User:Ssstephen/Reading
oh this one?
Scripts, Grooves and Writing Machines, Lisa Gitelman
Print culture and non print media evolve in mutual inextricability. The phonograph and contemporary inscriptive forms were deeply dependent upon reworkings of the social and economic relations of textuality, of print culture and print capitalism. They engaged literacy practices in toto, the cognitive and the somatic, the semiotic and the social. They helped question authors and readers as subjects and modify the experienced subjectivities of speakers, performers, publishers, and literates. In doing so they kept intervening into dynamic constructions of private and public, community and difference. p13
"Our copyright laws urgently need revision. They are imperfect in definition, confused and inconsistent in expression; they omit provision for many articles which, under modern reproductive processes, are entitled to protection; they impose hardships upon the copyright proprietor which are not essential to the fair protection of the public; they are difficult for the courts to interpret and impossible for the Copyright Office to administer with satisfaction to the public." [1]
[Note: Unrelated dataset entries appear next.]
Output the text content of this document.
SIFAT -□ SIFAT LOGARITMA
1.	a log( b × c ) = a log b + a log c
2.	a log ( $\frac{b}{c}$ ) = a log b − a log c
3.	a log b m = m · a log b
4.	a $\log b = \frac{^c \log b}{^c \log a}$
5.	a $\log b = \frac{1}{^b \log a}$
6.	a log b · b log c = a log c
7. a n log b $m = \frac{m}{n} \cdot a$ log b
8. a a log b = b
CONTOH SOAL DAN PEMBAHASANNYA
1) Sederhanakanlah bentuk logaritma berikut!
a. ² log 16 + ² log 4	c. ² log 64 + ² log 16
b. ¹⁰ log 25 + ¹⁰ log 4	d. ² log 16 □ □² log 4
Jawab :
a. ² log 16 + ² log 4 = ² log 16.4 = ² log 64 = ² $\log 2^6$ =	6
Calligraphy for Computers, AV Hershey
The power of language in Jewish Kabbalah and magic: how to do and undo things with words, Agata Paluch
Literary Machines, Ted Nelson
(reading method note: read chapters 1 & 2 with no writing/notetaking, now re-scanning and writing these notes)
TN shows a diagram of "Ordinary" Hypertext which he proposes is a simplification of a (his) bigger more unifying idea. But surely there are more "Weird" Hypertexts? "Different" Hypertexts, "Strange" Hypertexts, "Outside" Hypertexts.
Check out Douglas Engelbart's NLS at Stanford Research Institute.
The reason that it (Project Xanadu) has taken so long is that all of its ultimate features are part of the design
Again this seems super prescriptive to me, not sure if I like that. No room for adaptation of structure, this is apparently the ultimate superstructure. ("unified structure to handle it all", "clean design", etc etc words that start warning signals for me)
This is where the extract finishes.